Remember yesterday when the Vancouver Canucks said that Ryan Miller wasn’t injured enough to miss out on Tuesday’s game?
Markstrom starts vs. Lightning; Miller should be fine, #Canucks will not recall anyone. Maintenance day for Higgins.
— Vancouver Canucks (@VanCanucks) December 21, 2015
Yeah, they may have spoken a little bit too soon…
#Canucks recalling Joe Cannata, Ryan Miller will not back-up tonight, says coach.
— Vancouver Canucks (@VanCanucks) December 22, 2015
If you’ve been a Canucks fan for a long time (which I’m assuming most of you reading have been), you’ve noticed a theme with this team.
They seem to have no trouble getting good, young, talent in net. From the early years of Roberto Luongo to Corey Schneider, Jacob Markstrom to Eddie Lack, the Vancouver Canucks have never had their shortage of high hopes when it comes to netminders in the system.
Their problem, of course, is that they trade all the good young talent away. That leaves the club with guys like 35 year old Ryan Miller, who is inked to an albatross of a contract in what can kindly be called the waning hours of his heyday and can not-so-kindly be called his ‘decline period’, instead of Schneider. Or Lack. Or even Luongo, whose decline seems to be happening at a much slower rate than Miller’s.
In any case, Miller has been in and out of the lineup since getting inked to his three year deal, battling various injuries that leave the club scrambling to tandem their ‘next chance’ prospects with whomever is second in command at the time.

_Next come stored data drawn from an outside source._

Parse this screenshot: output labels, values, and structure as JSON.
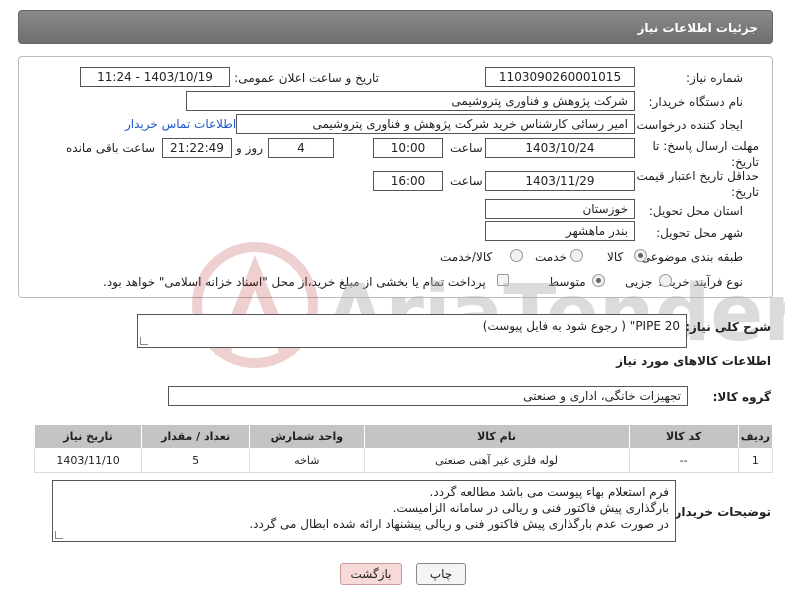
{
  "header": {
    "title": "جزئیات اطلاعات نیاز"
  },
  "fields": {
    "need_number_label": "شماره نیاز:",
    "need_number": "1103090260001015",
    "announce_label": "تاریخ و ساعت اعلان عمومی:",
    "announce_value": "1403/10/19 - 11:24",
    "buyer_label": "نام دستگاه خریدار:",
    "buyer_value": "شرکت پژوهش و فناوری پتروشیمی",
    "creator_label": "ایجاد کننده درخواست:",
    "creator_value": "امیر رسائی کارشناس خرید شرکت پژوهش و فناوری پتروشیمی",
    "contact_link": "اطلاعات تماس خریدار",
    "deadline_label": "مهلت ارسال پاسخ: تا تاریخ:",
    "deadline_date": "1403/10/24",
    "time_label": "ساعت",
    "deadline_time": "10:00",
    "days_value": "4",
    "days_label": "روز و",
    "remaining_value": "21:22:49",
    "remaining_label": "ساعت باقی مانده",
    "validity_label": "حداقل تاریخ اعتبار قیمت: تا تاریخ:",
    "validity_date": "1403/11/29",
    "validity_time_label": "ساعت",
    "validity_time": "16:00",
    "province_label": "استان محل تحویل:",
    "province_value": "خوزستان",
    "city_label": "شهر محل تحویل:",
    "city_value": "بندر ماهشهر",
    "category_label": "طبقه بندی موضوعی:",
    "category_options": [
      "کالا",
      "خدمت",
      "کالا/خدمت"
    ],
    "process_label": "نوع فرآیند خرید :",
    "process_options": [
      "جزیی",
      "متوسط"
    ],
    "payment_note": "پرداخت تمام یا بخشی از مبلغ خرید،از محل \"اسناد خزانه اسلامی\" خواهد بود."
  },
  "description": {
    "label": "شرح کلی نیاز:",
    "value": "PIPE 20\" ( رجوع شود به فایل پیوست)"
  },
  "goods_section": {
    "title": "اطلاعات کالاهای مورد نیاز",
    "group_label": "گروه کالا:",
    "group_value": "تجهیزات خانگی، اداری و صنعتی"
  },
  "table": {
    "headers": [
      "ردیف",
      "کد کالا",
      "نام کالا",
      "واحد شمارش",
      "تعداد / مقدار",
      "تاریخ نیاز"
    ],
    "rows": [
      [
        "1",
        "--",
        "لوله فلزی غیر آهنی صنعتی",
        "شاخه",
        "5",
        "1403/11/10"
      ]
    ]
  },
  "buyer_notes": {
    "label": "توضیحات خریدار:",
    "lines": [
      "فرم استعلام بهاء پیوست می باشد مطالعه گردد.",
      "بارگذاری پیش فاکتور فنی و ریالی در سامانه الزامیست.",
      "در صورت عدم بارگذاری پیش فاکتور فنی و ریالی پیشنهاد ارائه شده ابطال می گردد."
    ]
  },
  "buttons": {
    "print": "چاپ",
    "back": "بازگشت"
  },
  "watermark": {
    "text": "AriaTender.net"
  },
  "colors": {
    "header_bg": "#7a7a7a",
    "link": "#1f57c8",
    "back_btn_bg": "#f8d9d9"
  }
}
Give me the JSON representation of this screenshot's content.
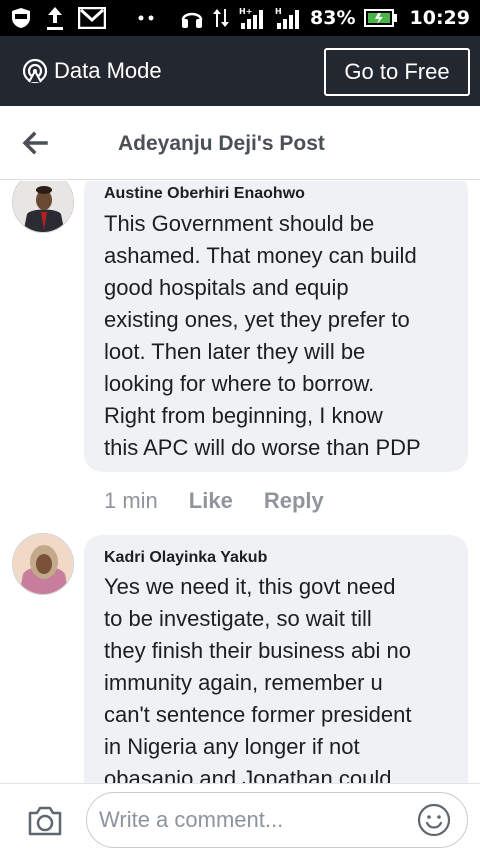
{
  "status_bar": {
    "battery": "83%",
    "time": "10:29",
    "icons": [
      "shield-icon",
      "upload-icon",
      "gmail-icon",
      "more-dots-icon",
      "headphones-icon",
      "data-transfer-icon",
      "signal-icon",
      "signal-icon",
      "battery-icon"
    ]
  },
  "data_mode": {
    "label": "Data Mode",
    "button": "Go to Free"
  },
  "header": {
    "title": "Adeyanju Deji's Post"
  },
  "comments": [
    {
      "author": "Austine Oberhiri Enaohwo",
      "lines": [
        "This Government should be",
        "ashamed. That money can build",
        "good hospitals and equip",
        "existing ones, yet they prefer to",
        "loot. Then later they will be",
        "looking for where to borrow.",
        "Right from beginning, I know",
        "this APC will do worse than PDP"
      ],
      "time": "1 min",
      "like": "Like",
      "reply": "Reply"
    },
    {
      "author": "Kadri Olayinka Yakub",
      "lines": [
        "Yes we need it, this govt need",
        "to be investigate, so wait till",
        "they finish their business abi no",
        "immunity again, remember u",
        "can't sentence former president",
        "in Nigeria any longer if not",
        "obasanjo and Jonathan could"
      ]
    }
  ],
  "composer": {
    "placeholder": "Write a comment..."
  },
  "colors": {
    "data_bar": "#23272f",
    "bubble": "#f0f1f4",
    "muted_text": "#90949c"
  }
}
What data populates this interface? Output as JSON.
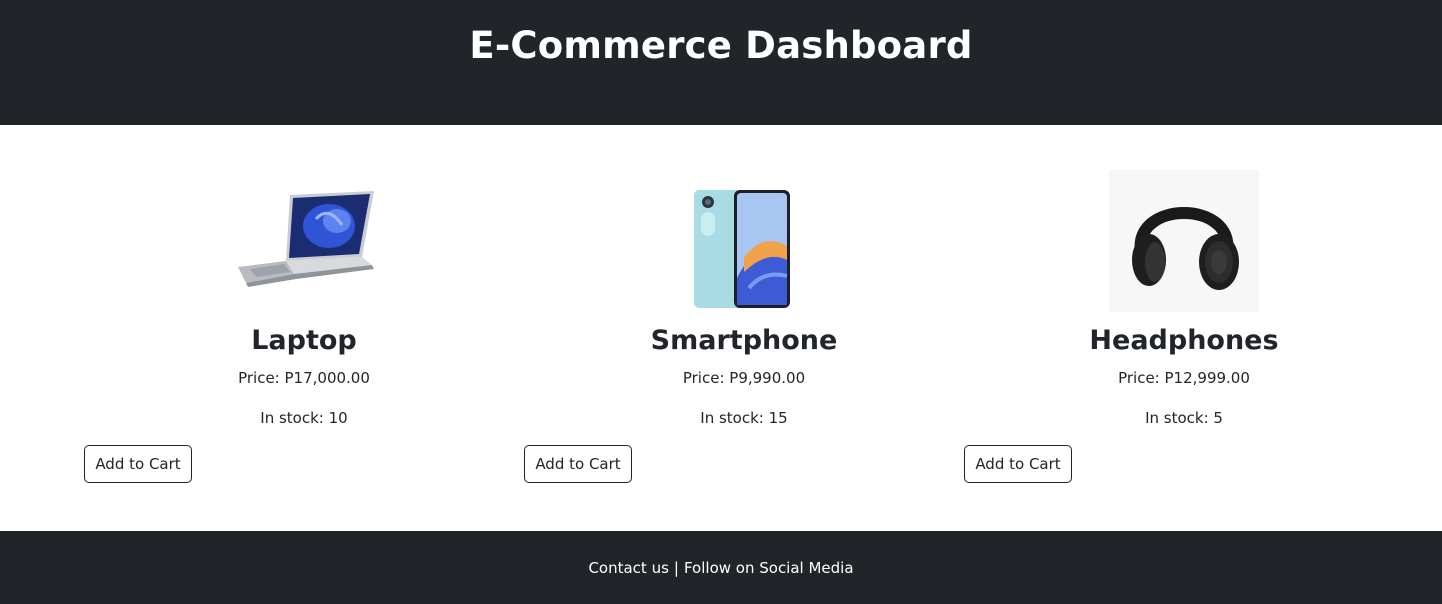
{
  "header": {
    "title": "E-Commerce Dashboard"
  },
  "products": [
    {
      "name": "Laptop",
      "price": "Price: P17,000.00",
      "stock": "In stock: 10",
      "button": "Add to Cart",
      "image_icon": "laptop-image"
    },
    {
      "name": "Smartphone",
      "price": "Price: P9,990.00",
      "stock": "In stock: 15",
      "button": "Add to Cart",
      "image_icon": "smartphone-image"
    },
    {
      "name": "Headphones",
      "price": "Price: P12,999.00",
      "stock": "In stock: 5",
      "button": "Add to Cart",
      "image_icon": "headphones-image"
    }
  ],
  "footer": {
    "contact": "Contact us",
    "separator": "|",
    "social": "Follow on Social Media"
  },
  "colors": {
    "dark": "#212529",
    "light": "#ffffff"
  }
}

Right now, that’s going to be prospect Joe Cannata and backup Jacob Markstrom.
Who is Joe Cannata?
Drafted by the Canucks in the sixth round (173rd overall) of the 2009 NHL Entry Draft, Cannata is a Massachusetts-born goaltender who spent his formative years in the NAHL and the NCAA.
A four year starter for Hockey East’s Merrimack College, Cannata spent his first post-grad year as a pro split between seeing limited starts with the AHL’s Chicago Wolves and getting some ice time with the ECHL’s Kalamazoo Wings.
From there, it looks like he took a step backwards; although his 2013-2014 season was spent exclusively with the Utica Comets, Cannata started for the ECHL’s Ontario Reign last year and only saw AHL ice in five games. His numbers have been consistently good – the 25 year old netminder has never posted a yearly average below a .900 at any level of play higher than the NAHL – but a drop to the ECHL is often viewed as the kiss of death for prospects by fans and media alike.
Cannata’s situation is somewhat unique, though.
Like Cory Schneider, Cannata (who, incidentally, trained under Schneider’s goalie coach in Massachusetts as well) went the NCAA route and then fed into his club’s system; he arrived as an older prospect than one who opts for the CHL or comes post-draft from overseas, so it looks like he’s been around forever. To many, that reads ‘bust’.
The Canucks had a weirdly distributed depth chart in their last few seasons, though. The club brought in both Eddie Lack and Jacob Markstrom around the same time that Cannata would have been moving to the top of Vancouver’s depth chart, instead relegating Markstrom to the AHL and pushing Cannata back down to the ECHL. Where Cannata probably could have played AHL hockey last year – and ultimately held his own in a recall or two – he sat behind Markstrom in the depth chart. Rather than limiting his starts, the club gave him a full workload in Ontario; smart, but tough on his chances of seeing NHL ice.
This year, that’s changing. Eddie Lack is in Carolina, Markstrom is in the NHL, and Ryan Miller is still getting hurt. Cannata finally has his call-up, and it’s been a long time coming.
Cannata boasts a .907 raw save percentage this year at the AHL level over 16 starts, going 9-5-2 in that time and earning both his first AHL shutout and one of the strongest starts to the season earlier in the fall.
College hockey fans were frustrated by Cannata, because he often kept his team in games that they had no business being in; he’s a calm-demeanored netminder with a relatively conservative style, playing off technique rather than pure reflex and athleticism, and it’s served him well over time. He has a few standout seasons fans could point to as reasons he could succeed if thrown in net for Markstrom at some point this winter, but the best argument is that he’s consistent; while every goaltender has bad games, Cannata has few (if any) bad seasons.
The hope, obviously, is that $6 million dollar man Ryan Miller is healthy again before Cannata really needs to do anything. It’s curious, though that the Canucks have recalled him over Bachman, though, who got the nod last time a goaltender went down; teams all operate differently, but this could be either good or bad news for Cannata.
It could mean that the Canucks don’t see a need to waste Bachman on a game call-up, which doesn’t bode well for Cannata’s standings with management. It could also mean, though, that the club wants to see if he’s capable of succeeding if he needs to stand in for Markstrom at all – and if he does well, this could be his ‘in’ to stick around for more than just this year.
The Canucks will see the puck drop tonight against the Tampa Bay Lightning, heading to Florida for a 7:30 PM EST game start time. This is their last game before the Christmas break.